A single weaver ant can pull 60 times its own body weight. But in a group of 15, each ant pulls 103 times its weight. Humans get lazier in groups. Ants get stronger.
Weaver Ants Get Stronger in Groups — The Exact Opposite of What Happens to Humans
In humans, there's a well-documented phenomenon called the Ringelmann effect: the bigger the group, the less effort each individual puts in. It's why group projects in school always had that one person doing all the work.
Ants Don't Do "Social Loafing"
In August 2025, researchers published a study in Current Biology that flipped this idea on its head. They tested weaver ants (Oecophylla smaragdina) — the leaf-nest builders of tropical Asia — and found something extraordinary.

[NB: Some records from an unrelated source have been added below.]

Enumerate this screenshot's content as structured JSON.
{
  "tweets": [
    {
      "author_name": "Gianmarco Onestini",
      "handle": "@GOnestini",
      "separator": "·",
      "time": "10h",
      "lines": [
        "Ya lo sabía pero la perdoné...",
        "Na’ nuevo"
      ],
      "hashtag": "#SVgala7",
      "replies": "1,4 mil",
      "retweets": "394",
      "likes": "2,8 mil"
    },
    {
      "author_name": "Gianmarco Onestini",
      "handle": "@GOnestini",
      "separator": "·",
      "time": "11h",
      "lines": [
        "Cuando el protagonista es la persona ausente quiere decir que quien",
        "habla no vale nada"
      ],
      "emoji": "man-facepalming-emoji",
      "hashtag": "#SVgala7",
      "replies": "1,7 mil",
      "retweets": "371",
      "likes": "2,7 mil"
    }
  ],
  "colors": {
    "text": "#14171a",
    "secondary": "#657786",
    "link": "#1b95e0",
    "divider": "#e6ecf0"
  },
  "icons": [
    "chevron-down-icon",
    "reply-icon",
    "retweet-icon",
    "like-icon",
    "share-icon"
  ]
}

A single weaver ant can pull about 59 times its own body weight. Impressive on its own. But when researchers put them in groups of 15 and measured individual effort, each ant was pulling 103 times its body weight.
They didn't just maintain their effort in a group. They nearly doubled it.
The Force Ratchet
The secret is a system researchers call a "force ratchet." The front ants in a chain actively pull, while the rear ants anchor themselves using sticky pads on their feet. The chain never slips backward. Each ant locks in gains while the others push forward.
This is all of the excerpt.